By late February, after many months of bonding with my tiny family member, I choreographed short flights from the nest. The blank pages of my day timer filled with writing conferences in Geneva, a birthday dinner in Gramercy Park, and a series of weddings in Europe that would take me to Ireland, Italy, and beyond until the last days of 2020. But by the end of my first adventure—a module for teaching advanced meditation that I attended at Kripalu Center for Yoga in Stockbridge, Massachusetts—I was catapulted into a new world on March 15th that robbed me of the globe I had clutched since birth. 

 “But I have been in lockdown for months already,” I cried out to friends over Zoom. By May, all weddings were cancelled, and my novel writing retreat went two-dimensional; my fellow writers squeezed into tiny boxes on my laptop screen. There was no exit in sight. 

By late June, when Europe closed its borders to the United States indefinitely, I realized that my pre-lockdown of 2019 had become a meta-lockdown, that I would be imprisoned in the one country where I did not want to be. The one country where the virus had gone viral. Where people protested the wearing of masks when they should have been joining the great protest against racial injustice. Where people licked toilets in ignorant defiance only to contract the virus that claimed victims on an increasingly arbitrary basis. Where the purported leader proclaimed that the United States had the best testing system in the world, but that more testing produced more cases. “American Exceptionalism Exposed,” I whispered to my old globe, nostalgic for its three-dimensionality. 

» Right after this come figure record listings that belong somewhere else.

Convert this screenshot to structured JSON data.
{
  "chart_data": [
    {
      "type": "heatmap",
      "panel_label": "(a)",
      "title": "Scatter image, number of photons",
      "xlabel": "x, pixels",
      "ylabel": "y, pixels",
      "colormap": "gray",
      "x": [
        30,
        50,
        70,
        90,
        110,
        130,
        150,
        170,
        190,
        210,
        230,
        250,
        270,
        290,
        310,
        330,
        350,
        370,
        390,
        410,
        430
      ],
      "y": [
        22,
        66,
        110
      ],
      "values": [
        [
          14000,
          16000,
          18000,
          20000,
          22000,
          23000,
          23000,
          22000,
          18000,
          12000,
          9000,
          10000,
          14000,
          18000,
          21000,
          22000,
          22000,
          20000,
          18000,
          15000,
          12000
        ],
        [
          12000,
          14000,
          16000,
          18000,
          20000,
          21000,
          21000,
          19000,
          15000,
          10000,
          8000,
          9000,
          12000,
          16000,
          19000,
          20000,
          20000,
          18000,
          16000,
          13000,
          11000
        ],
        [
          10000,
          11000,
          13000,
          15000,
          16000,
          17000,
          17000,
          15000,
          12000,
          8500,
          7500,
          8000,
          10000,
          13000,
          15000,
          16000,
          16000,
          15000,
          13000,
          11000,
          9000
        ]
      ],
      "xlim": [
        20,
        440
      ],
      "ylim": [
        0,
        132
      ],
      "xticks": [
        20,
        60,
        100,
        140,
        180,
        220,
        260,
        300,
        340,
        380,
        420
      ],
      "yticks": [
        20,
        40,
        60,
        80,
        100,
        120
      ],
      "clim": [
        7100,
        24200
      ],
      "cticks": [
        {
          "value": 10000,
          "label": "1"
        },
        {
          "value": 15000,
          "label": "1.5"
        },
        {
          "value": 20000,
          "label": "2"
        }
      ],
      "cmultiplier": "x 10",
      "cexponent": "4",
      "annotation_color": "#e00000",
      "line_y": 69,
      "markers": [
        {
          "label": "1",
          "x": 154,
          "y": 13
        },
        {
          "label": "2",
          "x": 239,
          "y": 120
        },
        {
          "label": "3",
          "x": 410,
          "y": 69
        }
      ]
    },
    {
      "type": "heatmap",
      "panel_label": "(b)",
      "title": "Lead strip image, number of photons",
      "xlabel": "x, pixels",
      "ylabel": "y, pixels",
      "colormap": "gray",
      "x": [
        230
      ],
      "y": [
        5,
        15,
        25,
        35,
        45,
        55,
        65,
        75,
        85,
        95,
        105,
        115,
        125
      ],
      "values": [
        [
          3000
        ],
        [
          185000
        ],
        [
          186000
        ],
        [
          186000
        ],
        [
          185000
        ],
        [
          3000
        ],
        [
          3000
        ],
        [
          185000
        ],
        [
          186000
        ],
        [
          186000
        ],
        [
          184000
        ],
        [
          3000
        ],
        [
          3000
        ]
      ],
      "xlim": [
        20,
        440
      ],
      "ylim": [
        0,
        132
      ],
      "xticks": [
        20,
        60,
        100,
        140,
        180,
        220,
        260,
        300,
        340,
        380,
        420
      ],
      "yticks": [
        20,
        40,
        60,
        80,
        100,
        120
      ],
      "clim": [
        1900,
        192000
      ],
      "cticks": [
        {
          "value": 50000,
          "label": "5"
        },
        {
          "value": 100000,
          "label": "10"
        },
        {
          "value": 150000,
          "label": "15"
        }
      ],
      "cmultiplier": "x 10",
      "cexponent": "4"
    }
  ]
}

When the virus ran as rampantly in the United States as California wildfires do in August, with 60,000 daily cases becoming normative, I realized I could still travel through the world of poetry. I turned to Baudelaire. Reciting the lines of “The Swan” in French with my eyes closed, I sought refuge. “Paris changes, but my melancholy hasn’t moved…My cherished memories are heavier than stones…I think of whoever has lost that which can never be found.” Although Baudelaire was writing about missing old Parisian landmarks as the city gentrified, his mourning that produced a Freudian melancholia mirrored the state of my heart. I had lost my New York, my Paris, my Europe. I had a useless passport, as if during quarantine, the United States had lost its privileges. I became an unhuggable two-dimensional frame on my laptop to commiserate with friends, family, and fellow writers. I lay awake worrying what would happen: to the children and teachers if they were forced to attend school in precarious conditions, to all those that had lost their livelihoods and homes, to the families that lost their beloved to COVID-19, and to those being killed for the color of their skin. I futilely yearned to be elsewhere. But they couldn’t take my Baudelaire away.

Caged as I feel, the elusive voyage lives in the imagination. Thanks to the words of my old friends like Baudelaire, Akhmatova, and Hafiz, and thanks to the words I am clumsily writing today, in the midst of a maelstrom. Collectively grounded, there are gifts for us to receive in spite of the incertitude. I hear the muse clearly when it speaks to me now; it helped me micro-edit an entire novel during the initial months of quarantine. I hear the poetic silence in a sky without jets, a sky that has cleared as we reduce our carbon footprints, and I hear whispers of hope. I imagine a future where we weave parts of our pre-COVID selves into our new identities shaped by resilience, fortitude, and a sense of global accountability that we carry on our travels.

By Michelle Slater, PH.D

An emerging writer, I have written two memoirs: Soul Mate Dog: Becoming Fluent in the Language of Dog, and Starving to Heal in Siberia: My Radical Recovery from Late-Stage Lyme Disease. I am currently seeking representation for these manuscripts, and I am in the process of editing my first novel: The Lunatic. A former professor of French and Comparative Literature, I founded the Mayapple Center for the Arts and Humanities, a non-profit program for adult artists.